Milchkühe bezahlen den Zuchteifer vor allem mit Fruchtbarkeitsstörungen und Euter- und Klauenentzündungen. Zudem würden die großen Euter die Tiere beim Laufen und beim Liegen in den engen Liegeboxen behindern. Mastschweine dagegen, die nicht nur auf eine rasche Zunahme, sondern auch auf einen immer größeren Anteil von Magerfleisch getrimmt werden, leiden deshalb oft an Muskelschwund und Störungen des Herz-Kreislaufsystems. Zudem sorgt die schnelle Gewichtszunahme für schmerzhafte Gelenkprobleme. Bei Legehennen wiederrum führt die Leistungssteigerung sehr häufig zu Entzündungen der Eierleiter. Zudem werden die Knochen oft als zusätzliches Reservoir für den erhöhten Kalziumbedarf durch die Eierschalenbildung angezapft. Auch über das Futter könne der Verlust oft nicht aufgefangen werde, heißt es in der Studie. Die Folge: die sogenannte Knochenweiche. Das Risiko für Knochenbrüche etwa beim Einfangen der Tiere steigt. Alles in allem schlägt sich die gezüchtete Hochleistung in der sogenannten Nutzungsdauer oder Lebenserwartung der Tiere nieder: Bei Milchkühen etwa hat sich die Nutzungsdauer laut Hörnig in den vergangenen 40 Jahren halbiert. Legehennen überstehen im Schnitt nur noch eine Legeperiode, also rund ein Jahr. Dabei sterben rund zehn Prozent davon noch innerhalb dieses Zeitraums.

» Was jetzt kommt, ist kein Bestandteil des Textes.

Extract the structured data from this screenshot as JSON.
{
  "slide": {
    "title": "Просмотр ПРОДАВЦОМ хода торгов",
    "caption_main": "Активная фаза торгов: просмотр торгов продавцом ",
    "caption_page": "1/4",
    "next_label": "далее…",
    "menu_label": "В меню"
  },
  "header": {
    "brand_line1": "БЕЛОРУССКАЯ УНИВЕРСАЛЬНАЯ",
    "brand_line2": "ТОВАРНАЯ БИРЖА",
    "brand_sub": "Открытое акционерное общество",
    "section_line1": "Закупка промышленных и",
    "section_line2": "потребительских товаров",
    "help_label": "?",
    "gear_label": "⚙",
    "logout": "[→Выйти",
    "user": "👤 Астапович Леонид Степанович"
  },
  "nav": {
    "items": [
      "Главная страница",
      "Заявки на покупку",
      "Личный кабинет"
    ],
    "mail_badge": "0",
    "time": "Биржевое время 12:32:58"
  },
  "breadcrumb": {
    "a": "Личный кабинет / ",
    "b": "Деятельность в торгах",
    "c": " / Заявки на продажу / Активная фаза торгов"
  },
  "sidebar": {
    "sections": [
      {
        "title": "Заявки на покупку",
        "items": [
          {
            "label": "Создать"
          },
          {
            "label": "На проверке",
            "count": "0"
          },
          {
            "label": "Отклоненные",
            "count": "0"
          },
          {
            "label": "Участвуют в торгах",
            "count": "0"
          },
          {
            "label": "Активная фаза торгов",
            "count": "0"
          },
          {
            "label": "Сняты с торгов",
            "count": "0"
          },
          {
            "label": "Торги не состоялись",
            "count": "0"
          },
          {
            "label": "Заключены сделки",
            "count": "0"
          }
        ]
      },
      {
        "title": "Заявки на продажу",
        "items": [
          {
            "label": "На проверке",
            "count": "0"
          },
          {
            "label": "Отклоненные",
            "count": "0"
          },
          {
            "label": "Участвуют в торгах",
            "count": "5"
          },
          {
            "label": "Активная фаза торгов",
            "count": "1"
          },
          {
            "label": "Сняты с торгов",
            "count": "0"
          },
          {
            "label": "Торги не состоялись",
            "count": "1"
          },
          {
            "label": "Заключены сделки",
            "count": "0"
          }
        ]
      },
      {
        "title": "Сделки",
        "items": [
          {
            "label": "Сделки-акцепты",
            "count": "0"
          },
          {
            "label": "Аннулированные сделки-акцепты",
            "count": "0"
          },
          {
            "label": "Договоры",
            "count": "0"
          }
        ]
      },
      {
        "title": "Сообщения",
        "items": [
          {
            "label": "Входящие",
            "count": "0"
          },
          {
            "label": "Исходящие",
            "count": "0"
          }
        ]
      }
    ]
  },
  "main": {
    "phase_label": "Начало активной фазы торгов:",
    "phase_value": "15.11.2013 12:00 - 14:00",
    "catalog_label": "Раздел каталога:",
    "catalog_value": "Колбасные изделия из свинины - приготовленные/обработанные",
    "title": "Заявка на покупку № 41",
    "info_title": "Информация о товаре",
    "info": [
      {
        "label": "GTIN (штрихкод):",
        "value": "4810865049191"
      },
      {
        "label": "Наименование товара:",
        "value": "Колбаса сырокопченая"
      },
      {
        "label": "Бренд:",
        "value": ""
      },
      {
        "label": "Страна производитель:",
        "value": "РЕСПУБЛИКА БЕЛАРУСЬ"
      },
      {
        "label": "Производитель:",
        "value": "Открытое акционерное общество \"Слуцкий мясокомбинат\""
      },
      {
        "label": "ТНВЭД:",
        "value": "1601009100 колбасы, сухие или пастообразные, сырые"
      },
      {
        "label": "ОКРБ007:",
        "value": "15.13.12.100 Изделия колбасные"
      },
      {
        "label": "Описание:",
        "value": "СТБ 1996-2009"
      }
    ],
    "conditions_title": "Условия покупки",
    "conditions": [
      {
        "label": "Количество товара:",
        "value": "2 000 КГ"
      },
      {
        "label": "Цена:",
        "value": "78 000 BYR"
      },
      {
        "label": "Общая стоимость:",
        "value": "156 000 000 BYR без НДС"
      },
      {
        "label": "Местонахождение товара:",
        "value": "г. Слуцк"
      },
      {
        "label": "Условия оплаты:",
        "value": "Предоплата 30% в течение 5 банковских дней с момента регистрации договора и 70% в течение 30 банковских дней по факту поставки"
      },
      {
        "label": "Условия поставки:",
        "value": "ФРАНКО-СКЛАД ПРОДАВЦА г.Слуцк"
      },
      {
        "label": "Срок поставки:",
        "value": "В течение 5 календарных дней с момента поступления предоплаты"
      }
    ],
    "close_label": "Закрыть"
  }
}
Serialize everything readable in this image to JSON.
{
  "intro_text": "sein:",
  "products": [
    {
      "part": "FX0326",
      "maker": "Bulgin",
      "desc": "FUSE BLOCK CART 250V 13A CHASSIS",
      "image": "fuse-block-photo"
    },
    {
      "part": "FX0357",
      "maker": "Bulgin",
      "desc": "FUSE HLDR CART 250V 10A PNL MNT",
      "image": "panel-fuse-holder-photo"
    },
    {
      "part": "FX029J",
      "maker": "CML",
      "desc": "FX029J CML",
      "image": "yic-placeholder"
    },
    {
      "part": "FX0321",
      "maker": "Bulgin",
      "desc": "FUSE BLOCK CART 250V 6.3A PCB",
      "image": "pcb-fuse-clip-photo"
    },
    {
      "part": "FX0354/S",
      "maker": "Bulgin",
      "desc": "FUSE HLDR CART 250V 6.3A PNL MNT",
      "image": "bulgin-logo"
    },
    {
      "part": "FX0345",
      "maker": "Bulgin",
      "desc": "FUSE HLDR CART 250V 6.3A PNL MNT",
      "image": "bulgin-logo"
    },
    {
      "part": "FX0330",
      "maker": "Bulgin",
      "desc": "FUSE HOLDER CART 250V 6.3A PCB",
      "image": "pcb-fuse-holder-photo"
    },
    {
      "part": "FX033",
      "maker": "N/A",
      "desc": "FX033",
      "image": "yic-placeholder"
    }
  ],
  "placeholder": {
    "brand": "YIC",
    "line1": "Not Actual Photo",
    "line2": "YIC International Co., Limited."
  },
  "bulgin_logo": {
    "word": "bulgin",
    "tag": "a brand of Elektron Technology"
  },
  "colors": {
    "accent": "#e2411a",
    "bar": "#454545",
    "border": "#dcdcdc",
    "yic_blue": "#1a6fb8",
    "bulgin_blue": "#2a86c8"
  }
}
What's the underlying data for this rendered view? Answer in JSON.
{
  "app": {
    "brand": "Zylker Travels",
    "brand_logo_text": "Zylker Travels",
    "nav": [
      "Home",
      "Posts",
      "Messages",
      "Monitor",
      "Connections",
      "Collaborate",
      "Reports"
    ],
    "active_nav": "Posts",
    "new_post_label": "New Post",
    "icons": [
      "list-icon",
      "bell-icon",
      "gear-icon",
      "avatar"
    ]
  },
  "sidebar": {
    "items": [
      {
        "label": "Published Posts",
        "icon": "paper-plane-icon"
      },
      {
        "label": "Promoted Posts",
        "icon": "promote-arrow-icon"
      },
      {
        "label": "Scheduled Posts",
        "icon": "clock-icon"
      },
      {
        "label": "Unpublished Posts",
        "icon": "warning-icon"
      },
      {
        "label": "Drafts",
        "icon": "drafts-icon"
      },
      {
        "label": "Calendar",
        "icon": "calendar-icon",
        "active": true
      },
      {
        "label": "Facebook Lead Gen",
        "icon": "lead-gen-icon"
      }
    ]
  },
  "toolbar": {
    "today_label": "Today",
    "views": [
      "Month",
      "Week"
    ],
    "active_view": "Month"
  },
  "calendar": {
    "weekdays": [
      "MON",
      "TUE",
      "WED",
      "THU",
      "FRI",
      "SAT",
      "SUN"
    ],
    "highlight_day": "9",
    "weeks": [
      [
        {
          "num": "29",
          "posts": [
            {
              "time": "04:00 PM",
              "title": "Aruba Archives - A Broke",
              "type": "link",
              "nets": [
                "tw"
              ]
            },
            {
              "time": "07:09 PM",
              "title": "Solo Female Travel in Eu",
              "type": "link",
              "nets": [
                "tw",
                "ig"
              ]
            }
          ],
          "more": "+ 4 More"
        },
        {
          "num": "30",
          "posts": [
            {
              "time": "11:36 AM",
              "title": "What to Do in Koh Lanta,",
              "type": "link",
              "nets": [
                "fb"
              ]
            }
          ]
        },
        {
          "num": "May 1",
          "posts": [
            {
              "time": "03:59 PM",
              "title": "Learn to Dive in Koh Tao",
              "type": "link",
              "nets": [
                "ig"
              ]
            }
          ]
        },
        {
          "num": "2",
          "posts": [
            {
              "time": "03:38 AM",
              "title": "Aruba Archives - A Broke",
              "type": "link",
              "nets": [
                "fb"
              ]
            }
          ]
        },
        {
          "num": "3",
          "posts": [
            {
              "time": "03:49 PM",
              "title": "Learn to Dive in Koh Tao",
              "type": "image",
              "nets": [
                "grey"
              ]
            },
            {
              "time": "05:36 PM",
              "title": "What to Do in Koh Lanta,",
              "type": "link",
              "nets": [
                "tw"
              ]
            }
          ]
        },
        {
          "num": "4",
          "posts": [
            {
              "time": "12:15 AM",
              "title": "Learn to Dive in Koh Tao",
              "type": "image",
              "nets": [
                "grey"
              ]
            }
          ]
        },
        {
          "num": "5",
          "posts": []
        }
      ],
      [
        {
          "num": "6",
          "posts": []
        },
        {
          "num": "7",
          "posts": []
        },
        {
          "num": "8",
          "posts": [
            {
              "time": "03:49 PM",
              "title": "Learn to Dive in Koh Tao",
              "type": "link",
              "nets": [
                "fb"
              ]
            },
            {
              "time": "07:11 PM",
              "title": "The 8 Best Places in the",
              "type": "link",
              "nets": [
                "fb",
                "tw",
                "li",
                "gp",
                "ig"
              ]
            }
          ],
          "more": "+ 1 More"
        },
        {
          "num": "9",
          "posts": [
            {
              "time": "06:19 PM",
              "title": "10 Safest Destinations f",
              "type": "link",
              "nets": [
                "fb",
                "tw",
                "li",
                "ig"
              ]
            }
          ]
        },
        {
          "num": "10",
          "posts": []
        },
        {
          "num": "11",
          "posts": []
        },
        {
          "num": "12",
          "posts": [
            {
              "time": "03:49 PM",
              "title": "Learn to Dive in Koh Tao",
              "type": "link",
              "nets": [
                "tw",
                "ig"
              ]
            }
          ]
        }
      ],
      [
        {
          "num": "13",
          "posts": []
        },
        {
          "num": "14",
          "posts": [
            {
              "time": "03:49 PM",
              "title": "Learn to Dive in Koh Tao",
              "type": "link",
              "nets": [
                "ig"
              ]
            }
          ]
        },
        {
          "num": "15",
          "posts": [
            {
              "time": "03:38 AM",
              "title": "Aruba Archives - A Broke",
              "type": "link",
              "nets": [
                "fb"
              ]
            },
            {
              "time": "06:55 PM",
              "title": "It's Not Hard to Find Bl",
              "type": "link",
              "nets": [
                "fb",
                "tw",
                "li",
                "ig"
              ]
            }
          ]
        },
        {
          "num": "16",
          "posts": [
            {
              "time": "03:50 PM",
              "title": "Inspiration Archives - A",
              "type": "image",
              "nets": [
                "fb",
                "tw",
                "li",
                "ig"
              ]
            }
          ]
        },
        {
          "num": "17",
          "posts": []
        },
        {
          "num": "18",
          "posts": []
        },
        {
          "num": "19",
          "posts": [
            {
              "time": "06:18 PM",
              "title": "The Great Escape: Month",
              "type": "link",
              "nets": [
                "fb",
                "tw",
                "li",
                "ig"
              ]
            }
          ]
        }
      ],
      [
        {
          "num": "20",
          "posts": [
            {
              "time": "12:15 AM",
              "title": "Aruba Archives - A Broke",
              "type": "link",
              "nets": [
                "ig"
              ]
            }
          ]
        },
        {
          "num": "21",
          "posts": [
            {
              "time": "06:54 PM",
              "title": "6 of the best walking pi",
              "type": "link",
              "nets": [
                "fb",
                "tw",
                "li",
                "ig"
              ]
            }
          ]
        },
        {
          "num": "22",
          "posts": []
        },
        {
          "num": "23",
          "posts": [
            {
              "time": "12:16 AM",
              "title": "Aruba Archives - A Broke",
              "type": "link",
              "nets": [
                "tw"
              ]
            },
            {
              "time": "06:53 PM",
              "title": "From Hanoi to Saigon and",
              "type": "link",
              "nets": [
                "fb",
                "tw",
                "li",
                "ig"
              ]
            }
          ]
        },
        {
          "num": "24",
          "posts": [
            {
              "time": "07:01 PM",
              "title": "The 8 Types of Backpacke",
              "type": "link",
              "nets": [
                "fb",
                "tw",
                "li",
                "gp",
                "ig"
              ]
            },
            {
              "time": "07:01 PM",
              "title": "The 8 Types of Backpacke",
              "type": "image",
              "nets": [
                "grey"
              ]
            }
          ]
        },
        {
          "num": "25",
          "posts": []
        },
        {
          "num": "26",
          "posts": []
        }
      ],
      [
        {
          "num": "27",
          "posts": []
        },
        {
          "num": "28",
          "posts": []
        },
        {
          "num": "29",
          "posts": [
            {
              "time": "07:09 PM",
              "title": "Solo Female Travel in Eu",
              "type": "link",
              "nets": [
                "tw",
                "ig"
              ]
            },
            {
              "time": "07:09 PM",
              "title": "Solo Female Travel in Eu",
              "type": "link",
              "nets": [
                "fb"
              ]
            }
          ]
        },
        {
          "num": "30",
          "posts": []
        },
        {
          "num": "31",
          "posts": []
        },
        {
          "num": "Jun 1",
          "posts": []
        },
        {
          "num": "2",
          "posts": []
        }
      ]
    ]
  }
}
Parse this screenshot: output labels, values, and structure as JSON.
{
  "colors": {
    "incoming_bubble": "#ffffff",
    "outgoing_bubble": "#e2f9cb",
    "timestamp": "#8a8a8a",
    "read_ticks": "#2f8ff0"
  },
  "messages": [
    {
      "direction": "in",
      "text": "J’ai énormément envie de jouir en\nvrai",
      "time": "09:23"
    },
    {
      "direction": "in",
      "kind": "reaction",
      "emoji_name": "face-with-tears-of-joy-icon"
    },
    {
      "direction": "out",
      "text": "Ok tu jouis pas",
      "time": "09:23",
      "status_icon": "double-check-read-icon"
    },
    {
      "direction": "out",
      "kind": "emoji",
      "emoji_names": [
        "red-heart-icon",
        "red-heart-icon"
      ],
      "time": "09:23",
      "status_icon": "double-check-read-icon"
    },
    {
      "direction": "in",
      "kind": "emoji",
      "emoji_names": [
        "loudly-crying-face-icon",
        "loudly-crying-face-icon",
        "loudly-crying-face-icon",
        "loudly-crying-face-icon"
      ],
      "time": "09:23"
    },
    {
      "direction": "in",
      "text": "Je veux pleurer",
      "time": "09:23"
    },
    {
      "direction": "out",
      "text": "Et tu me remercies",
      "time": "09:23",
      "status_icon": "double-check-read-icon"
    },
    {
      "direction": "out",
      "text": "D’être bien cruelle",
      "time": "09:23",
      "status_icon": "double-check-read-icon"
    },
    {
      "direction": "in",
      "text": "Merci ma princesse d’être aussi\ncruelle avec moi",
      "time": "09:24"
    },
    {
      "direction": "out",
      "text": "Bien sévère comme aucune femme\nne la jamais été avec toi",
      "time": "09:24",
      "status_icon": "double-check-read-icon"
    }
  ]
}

Negative Folgen hat die Massentierhaltung Experten zufolge auch für die Umwelt und den Menschen. Das Ausbringen der Gülle auf den Feldern führt zu einer Belastung des Grundwassers mit Stickstoff. Dies wiederum kann mitunter sogar ernste Folgen haben. „Bei Neugeborenen kann mit Stickstoff belastetes Wasser zur Blausucht oder Zyanose führen. Dabei verfärbt sich die Haut der Kinder blau, ein Zeichen dafür, dass ihr Blut nicht mehr genügend Sauerstoff transportieren kann“, erläutert Matthias Freude, Präsident des brandenburgischen Landesamtes für Umwelt, Gesundheit und Verbraucherschutz (Lugv). In einigen Teilen Niedersachsens, das zu den deutschen Hochburgen der Massentierhaltung gehört, müsse deshalb das Trinkwasser bereits über mehrere Hundert Kilometer weit aus dem Harz herangeholt werden, so Freude.
In Brandenburg gibt es zahlreiche Bürgerinitiativen, die versuchen, geplante Großmast- oder -zuchtbetriebe in ihrer Nähe zu verhindern. Erst kürzlich wurde eine Schweinemastanlage für 36 000 Tiere trotz langjähriger Proteste genehmigt. In Steinhöfel (Oder-Spree) kämpfen Anwohner wie berichtet gegen eine Mastanlage mit Platz für knapp 450 000 Hähnchen. In Gumtow (Prignitz) stoßen Pläne für eine Anlage mit 400 000 Hühnern auf Widerstand. Insgesamt wurden in diesem Jahr vom Landesumweltamt bereits 162 000 zusätzliche Tierplätze in der Hähnchenmast genehmigt, Anträge für weitere rund 1,1 Millionen Plätze warten noch auf ihre Bearbeitung.